Phase 4: Outsource the Slam Dunks

By this point, Hashimoto had high confidence in what tasks his AI handled well. He began delegating these "slam dunk" tasks while working on other things. Each morning, he'd take results from prior night's triage agents, manually filter for issues agents would almost certainly solve well, and keep them running in the background one at a time.

Critical to this approach: turning off agent desktop notifications to avoid context switching. During natural breaks, he'd check on progress rather than being interrupted.

This approach allowed him to focus coding and thinking on tasks he loved while still completing necessary work adequately. He was firmly in "no way I can go back" territory.

Phase 5: Engineer the Harness

Recognizing that agents are more efficient when they produce correct results the first time, Hashimoto developed what he calls "harness engineering" - the practice of engineering solutions so agents never make the same mistake twice.

This takes two forms: better implicit prompting through files like AGENTS.md (with each line based on bad agent behavior), and actual programmed tools like scripts for screenshots or filtered tests. For Ghostty, these changes almost completely resolved bad agent behaviors.

Phase 6: Always Have an Agent Running

Simultaneously with harness engineering, Hashimoto adopted the goal of always having an agent running. If no agent was running, he'd ask himself if there was something an agent could be doing.

He particularly likes combining this with slower, more thoughtful models like Amp's deep mode (essentially GPT-5.2-Codex), which can take 30+ minutes but tends to produce very good results.

Currently, he estimates being effective at having a background agent running only 10-20% of a normal working day, but is actively working to improve this. The challenge is improving his own workflows and tools to maintain a constant stream of high-quality delegable work.

Today and Tomorrow

Hashimoto has reached a point of success with modern AI tooling while maintaining a measured, reality-grounded view. He emphasizes that he doesn't care whether AI is here to stay - he's a software craftsman who wants to build things for the love of the game.

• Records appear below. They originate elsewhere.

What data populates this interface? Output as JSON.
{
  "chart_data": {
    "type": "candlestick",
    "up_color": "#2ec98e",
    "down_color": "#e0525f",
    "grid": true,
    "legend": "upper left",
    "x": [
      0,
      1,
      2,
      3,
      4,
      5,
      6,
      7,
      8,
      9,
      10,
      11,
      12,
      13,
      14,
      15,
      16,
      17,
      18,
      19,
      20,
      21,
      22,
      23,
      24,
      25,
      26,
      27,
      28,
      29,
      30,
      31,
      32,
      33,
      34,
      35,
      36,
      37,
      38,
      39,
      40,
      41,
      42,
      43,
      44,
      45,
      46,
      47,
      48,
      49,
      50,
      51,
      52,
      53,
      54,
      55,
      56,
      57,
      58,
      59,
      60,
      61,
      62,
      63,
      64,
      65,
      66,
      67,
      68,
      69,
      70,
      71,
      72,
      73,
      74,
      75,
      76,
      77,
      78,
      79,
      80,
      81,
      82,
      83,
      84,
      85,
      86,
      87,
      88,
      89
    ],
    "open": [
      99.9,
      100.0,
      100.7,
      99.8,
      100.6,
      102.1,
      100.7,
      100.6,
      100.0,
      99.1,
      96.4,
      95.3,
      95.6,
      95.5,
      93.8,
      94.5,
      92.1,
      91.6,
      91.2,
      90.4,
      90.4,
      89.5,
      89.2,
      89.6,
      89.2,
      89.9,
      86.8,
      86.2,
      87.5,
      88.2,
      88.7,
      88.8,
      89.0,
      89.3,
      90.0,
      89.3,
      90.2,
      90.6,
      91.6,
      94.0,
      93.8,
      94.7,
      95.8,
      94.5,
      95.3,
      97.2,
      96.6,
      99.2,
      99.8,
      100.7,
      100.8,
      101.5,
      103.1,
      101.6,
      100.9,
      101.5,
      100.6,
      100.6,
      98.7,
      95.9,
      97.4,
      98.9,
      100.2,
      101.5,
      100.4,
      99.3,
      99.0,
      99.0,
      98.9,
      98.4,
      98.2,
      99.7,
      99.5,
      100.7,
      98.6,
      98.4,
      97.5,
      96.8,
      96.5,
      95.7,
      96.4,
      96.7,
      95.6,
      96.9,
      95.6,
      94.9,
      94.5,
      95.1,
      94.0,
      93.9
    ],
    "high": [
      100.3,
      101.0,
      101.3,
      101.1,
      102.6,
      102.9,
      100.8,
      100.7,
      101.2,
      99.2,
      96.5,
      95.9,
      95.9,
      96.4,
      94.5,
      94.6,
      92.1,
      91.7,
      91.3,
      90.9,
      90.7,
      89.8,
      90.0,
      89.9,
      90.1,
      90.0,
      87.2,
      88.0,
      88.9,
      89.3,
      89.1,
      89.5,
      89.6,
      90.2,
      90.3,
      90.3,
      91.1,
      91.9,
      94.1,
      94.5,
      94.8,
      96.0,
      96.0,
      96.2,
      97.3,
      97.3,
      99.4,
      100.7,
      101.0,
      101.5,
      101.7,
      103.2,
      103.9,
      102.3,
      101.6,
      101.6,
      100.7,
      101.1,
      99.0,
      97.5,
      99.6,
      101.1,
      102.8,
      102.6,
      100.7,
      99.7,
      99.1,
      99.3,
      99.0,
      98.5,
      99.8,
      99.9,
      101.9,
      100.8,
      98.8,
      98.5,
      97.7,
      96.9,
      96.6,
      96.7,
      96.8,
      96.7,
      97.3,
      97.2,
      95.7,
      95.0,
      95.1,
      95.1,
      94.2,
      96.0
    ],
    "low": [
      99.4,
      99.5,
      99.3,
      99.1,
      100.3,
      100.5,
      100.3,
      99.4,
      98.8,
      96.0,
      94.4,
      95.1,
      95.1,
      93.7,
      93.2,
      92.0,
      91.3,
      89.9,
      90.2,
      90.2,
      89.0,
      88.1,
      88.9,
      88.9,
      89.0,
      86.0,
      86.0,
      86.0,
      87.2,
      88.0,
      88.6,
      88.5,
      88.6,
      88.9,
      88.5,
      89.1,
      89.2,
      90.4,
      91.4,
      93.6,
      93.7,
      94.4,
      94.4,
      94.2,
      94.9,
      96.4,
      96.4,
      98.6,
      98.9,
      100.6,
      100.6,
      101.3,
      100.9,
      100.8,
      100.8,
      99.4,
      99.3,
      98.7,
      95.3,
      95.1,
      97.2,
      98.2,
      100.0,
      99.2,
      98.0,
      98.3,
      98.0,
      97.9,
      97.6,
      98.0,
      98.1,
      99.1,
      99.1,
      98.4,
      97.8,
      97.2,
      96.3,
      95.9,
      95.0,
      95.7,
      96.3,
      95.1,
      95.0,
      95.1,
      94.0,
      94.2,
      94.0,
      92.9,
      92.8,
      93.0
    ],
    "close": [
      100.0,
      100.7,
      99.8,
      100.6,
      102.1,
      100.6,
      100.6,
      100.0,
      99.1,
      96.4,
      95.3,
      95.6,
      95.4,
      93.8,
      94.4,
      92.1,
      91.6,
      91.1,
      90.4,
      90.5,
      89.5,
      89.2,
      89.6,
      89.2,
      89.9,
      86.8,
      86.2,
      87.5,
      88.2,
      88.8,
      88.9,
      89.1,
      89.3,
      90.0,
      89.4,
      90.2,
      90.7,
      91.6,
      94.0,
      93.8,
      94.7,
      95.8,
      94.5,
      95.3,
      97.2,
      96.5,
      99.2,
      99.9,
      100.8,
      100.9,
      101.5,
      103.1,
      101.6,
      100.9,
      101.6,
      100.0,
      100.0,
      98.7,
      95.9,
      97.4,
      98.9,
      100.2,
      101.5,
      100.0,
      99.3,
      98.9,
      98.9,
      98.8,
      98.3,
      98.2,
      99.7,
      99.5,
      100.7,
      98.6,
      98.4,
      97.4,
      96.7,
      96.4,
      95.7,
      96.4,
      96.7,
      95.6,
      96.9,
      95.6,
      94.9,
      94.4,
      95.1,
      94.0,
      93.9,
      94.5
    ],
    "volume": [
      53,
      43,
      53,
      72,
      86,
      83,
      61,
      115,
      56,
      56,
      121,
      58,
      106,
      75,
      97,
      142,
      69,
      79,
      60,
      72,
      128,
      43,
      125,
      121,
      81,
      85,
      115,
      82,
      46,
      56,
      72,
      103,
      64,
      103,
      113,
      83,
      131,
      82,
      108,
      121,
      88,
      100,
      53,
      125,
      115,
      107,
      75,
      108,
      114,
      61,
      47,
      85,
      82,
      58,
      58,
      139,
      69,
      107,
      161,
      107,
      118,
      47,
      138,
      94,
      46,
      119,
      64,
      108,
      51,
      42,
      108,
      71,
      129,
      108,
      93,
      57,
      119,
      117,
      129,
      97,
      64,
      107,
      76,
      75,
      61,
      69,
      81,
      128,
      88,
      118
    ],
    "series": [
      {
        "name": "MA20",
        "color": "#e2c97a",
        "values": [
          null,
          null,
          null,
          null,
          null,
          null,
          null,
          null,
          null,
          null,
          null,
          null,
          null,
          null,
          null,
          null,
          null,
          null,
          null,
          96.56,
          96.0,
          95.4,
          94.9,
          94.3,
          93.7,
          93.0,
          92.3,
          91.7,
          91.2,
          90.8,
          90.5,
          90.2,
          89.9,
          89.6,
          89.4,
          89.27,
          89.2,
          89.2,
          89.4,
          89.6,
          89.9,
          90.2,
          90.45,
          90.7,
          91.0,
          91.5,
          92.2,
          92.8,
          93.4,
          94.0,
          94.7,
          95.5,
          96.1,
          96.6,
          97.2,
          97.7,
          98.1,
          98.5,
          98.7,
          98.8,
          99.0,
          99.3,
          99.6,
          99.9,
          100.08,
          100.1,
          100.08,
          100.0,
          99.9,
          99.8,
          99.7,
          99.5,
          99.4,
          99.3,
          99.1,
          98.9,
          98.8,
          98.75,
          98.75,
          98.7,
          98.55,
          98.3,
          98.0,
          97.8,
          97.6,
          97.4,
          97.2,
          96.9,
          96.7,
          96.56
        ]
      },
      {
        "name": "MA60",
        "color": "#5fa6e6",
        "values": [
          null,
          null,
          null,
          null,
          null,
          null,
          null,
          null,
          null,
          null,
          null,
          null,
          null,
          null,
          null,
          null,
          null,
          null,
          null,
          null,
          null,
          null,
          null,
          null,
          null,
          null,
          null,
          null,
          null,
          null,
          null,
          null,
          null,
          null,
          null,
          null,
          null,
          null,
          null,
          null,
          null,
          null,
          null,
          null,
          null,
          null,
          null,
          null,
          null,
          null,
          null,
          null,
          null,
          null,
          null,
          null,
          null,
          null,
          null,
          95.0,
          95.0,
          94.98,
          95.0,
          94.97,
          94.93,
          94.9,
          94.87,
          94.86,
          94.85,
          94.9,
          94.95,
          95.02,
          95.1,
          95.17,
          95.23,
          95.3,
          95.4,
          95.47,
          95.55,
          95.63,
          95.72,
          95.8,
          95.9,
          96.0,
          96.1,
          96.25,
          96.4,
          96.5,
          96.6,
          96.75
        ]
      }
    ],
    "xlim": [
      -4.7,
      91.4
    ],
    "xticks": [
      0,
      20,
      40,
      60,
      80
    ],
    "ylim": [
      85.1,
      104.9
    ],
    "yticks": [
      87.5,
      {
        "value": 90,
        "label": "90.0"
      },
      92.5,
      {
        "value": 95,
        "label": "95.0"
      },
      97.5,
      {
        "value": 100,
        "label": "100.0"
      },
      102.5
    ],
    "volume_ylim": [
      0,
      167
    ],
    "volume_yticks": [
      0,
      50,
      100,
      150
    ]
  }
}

He acknowledges the rapid pace of innovation means he'll likely look back at this post and laugh at his naivete, but sees that as a sign of growth. Importantly, he has no skin in the game - he doesn't work for, invest in, or advise AI companies.

His journey offers a practical roadmap for developers: start by dropping chatbots, reproduce your own work to learn the tool's capabilities, experiment with end-of-day agents, outsource tasks you're confident about, engineer harnesses to prevent repeated mistakes, and work toward always having productive agents running. The key throughout is patience through the initial inefficiency period and a willingness to learn through doing rather than just reading about others' experiences.